Rupiah Terus Tertekan Mendekati Rp18.000, Sinyal The Fed Hawkish Jadi Biang Kerok
Baca dalam 60 detik
- Nilai tukar rupiah ditutup melemah 0,5% ke Rp17.925 per dolar AS pada Rabu (24/6), melanjutkan tren negatif selama empat hari berturut-turut.
- Tekanan berasal dari penguatan indeks dolar AS (DXY) ke 101,547, didorong ekspektasi kenaikan suku bunga The Fed yang meningkat tajam pada rapat Juli dan September.
- Bank Indonesia merespons dengan menurunkan batas pembelian valas tunai tanpa dokumen menjadi US$10.000 per bulan, serta mengajak masyarakat mengutamakan rupiah untuk transaksi domestik.

Rupiah kembali terpuruk ke level terendah dalam lebih dari setahun, ditutup melemah 0,5% ke Rp17.925 per dolar AS pada perdagangan Rabu (24/6/2026), mendekati ambang psikologis Rp18.000 yang dipandang sebagai titik kritis bagi stabilitas nilai tukar.
Tekanan terhadap mata uang Garuda sudah berlangsung empat hari beruntun, dengan rentang pergerakan harian antara Rp17.900 hingga Rp17.955. Faktor utama yang menjadi biang kerok adalah penguatan dolar AS di pasar global, yang tercermin dari indeks dolar AS (DXY) yang menguat 0,14% ke level 101,547 pada pukul 15.00 WIB. Level ini merupakan yang tertinggi dalam lebih dari setahun, didorong oleh perubahan ekspektasi pasar terhadap kebijakan moneter The Federal Reserve.

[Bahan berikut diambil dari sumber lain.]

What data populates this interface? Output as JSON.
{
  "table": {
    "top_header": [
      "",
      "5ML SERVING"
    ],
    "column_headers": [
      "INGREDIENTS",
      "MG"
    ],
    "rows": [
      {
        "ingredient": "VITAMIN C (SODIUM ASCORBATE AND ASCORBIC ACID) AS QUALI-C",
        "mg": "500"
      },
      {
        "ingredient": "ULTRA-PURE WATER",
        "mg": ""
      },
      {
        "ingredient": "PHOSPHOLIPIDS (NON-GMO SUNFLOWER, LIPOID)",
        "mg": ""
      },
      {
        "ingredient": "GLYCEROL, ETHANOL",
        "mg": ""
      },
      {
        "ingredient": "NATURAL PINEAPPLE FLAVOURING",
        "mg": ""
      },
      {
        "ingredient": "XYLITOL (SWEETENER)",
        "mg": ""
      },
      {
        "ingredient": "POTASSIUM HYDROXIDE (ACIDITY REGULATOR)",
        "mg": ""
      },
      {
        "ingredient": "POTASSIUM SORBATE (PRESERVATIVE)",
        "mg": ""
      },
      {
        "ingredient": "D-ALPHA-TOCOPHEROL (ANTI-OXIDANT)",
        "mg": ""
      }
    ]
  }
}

Rapat Federal Open Market Committee (FOMC) pekan lalu, yang merupakan rapat pertama di bawah kepemimpinan Ketua The Fed Kevin Warsh, ditafsirkan pasar sebagai sinyal bahwa bank sentral AS masih membuka peluang kenaikan suku bunga tahun ini. Akibatnya, probabilitas kenaikan suku bunga minimal 25 basis poin pada rapat Juli melonjak dari 8,5% menjadi 36,3% dalam sepekan, sementara untuk rapat September naik dari 29,1% menjadi 69,1% berdasarkan data CME FedWatch.

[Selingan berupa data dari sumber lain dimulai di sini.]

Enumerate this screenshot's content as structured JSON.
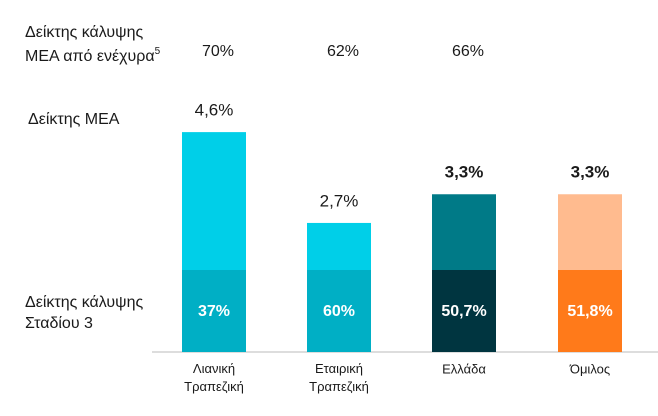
{
  "chart_data": {
    "type": "bar",
    "categories": [
      "Λιανική Τραπεζική",
      "Εταιρική Τραπεζική",
      "Ελλάδα",
      "Όμιλος"
    ],
    "ylim": [
      0,
      5
    ],
    "row_labels": {
      "collateral_coverage": [
        "Δείκτης κάλυψης",
        "ΜΕΑ από ενέχυρα"
      ],
      "collateral_coverage_note": "5",
      "npe_ratio": "Δείκτης ΜΕΑ",
      "stage3_coverage": [
        "Δείκτης κάλυψης",
        "Σταδίου 3"
      ]
    },
    "collateral_coverage": {
      "values": [
        70,
        62,
        66
      ],
      "value_labels": [
        "70%",
        "62%",
        "66%"
      ]
    },
    "npe_ratio": {
      "values": [
        4.6,
        2.7,
        3.3,
        3.3
      ],
      "value_labels": [
        "4,6%",
        "2,7%",
        "3,3%",
        "3,3%"
      ],
      "bold": [
        false,
        false,
        true,
        true
      ],
      "colors": [
        "#00cfe8",
        "#00cfe8",
        "#007a87",
        "#ffbb8f"
      ]
    },
    "stage3_coverage": {
      "values": [
        37,
        60,
        50.7,
        51.8
      ],
      "value_labels": [
        "37%",
        "60%",
        "50,7%",
        "51,8%"
      ],
      "colors": [
        "#00afc5",
        "#00afc5",
        "#003540",
        "#ff7a1a"
      ]
    }
  }
}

Di tengah tekanan eksternal yang kian deras, Bank Indonesia (BI) bergerak cepat dengan mengeluarkan kebijakan baru untuk menahan laju pelemahan rupiah. Salah satu langkah yang ditempuh adalah menurunkan ambang batas pembelian valuta asing tunai tanpa dokumen pendukung (underlying) dari sebelumnya US$25.000 menjadi US$10.000 per pelaku per bulan. Deputi Gubernur Senior BI Destry Damayanti menegaskan bahwa kebijakan ini bertujuan memperbaiki tata kelola permintaan valas, bukan untuk melarang penggunaan dolar AS. "Kami tidak bermaksud membatasi penggunaan dolar AS, tapi harus ada underlying-nya, kalau tidak ada, itu menjadi spekulatif," ujarnya dalam acara Economic Update CNBC Indonesia 2026.

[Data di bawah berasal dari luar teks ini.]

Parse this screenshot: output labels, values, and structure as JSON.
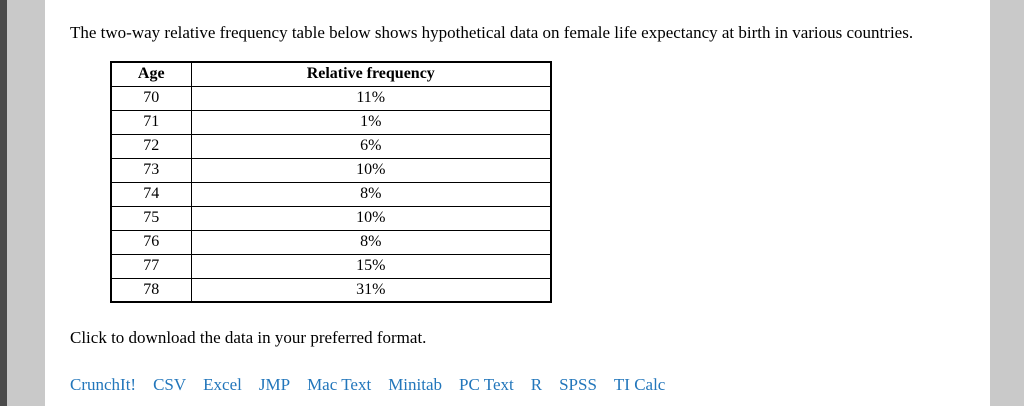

Bagi pelaku pasar dan investor di Indonesia, pelemahan rupiah yang terus berlanjut membawa implikasi langsung terhadap biaya impor, utang luar negeri korporasi, dan daya beli masyarakat. Mendekati level Rp18.000, intervensi BI di pasar valas dan pengetatan likuiditas dolar menjadi semakin krusial. Destry juga mengajak masyarakat untuk mengutamakan penggunaan rupiah dalam transaksi domestik sebagai bentuk dukungan kolektif menjaga stabilitas mata uang. "Rupiah itu mata uang kita bersama, menjaga stabilitasnya tidak bisa hanya BI sendiri," imbuhnya.
Ke depan, arah pergerakan rupiah akan sangat bergantung pada data ekonomi AS, terutama inflasi dan tenaga kerja, yang dapat mempengaruhi sikap The Fed. Jika ekspektasi kenaikan suku bunga terus menguat, tekanan terhadap rupiah berpotensi berlanjut, menguji ketahanan kebijakan moneter domestik. Pertanyaannya, sejauh mana BI mampu menahan laju pelemahan tanpa mengorbankan pertumbuhan ekonomi?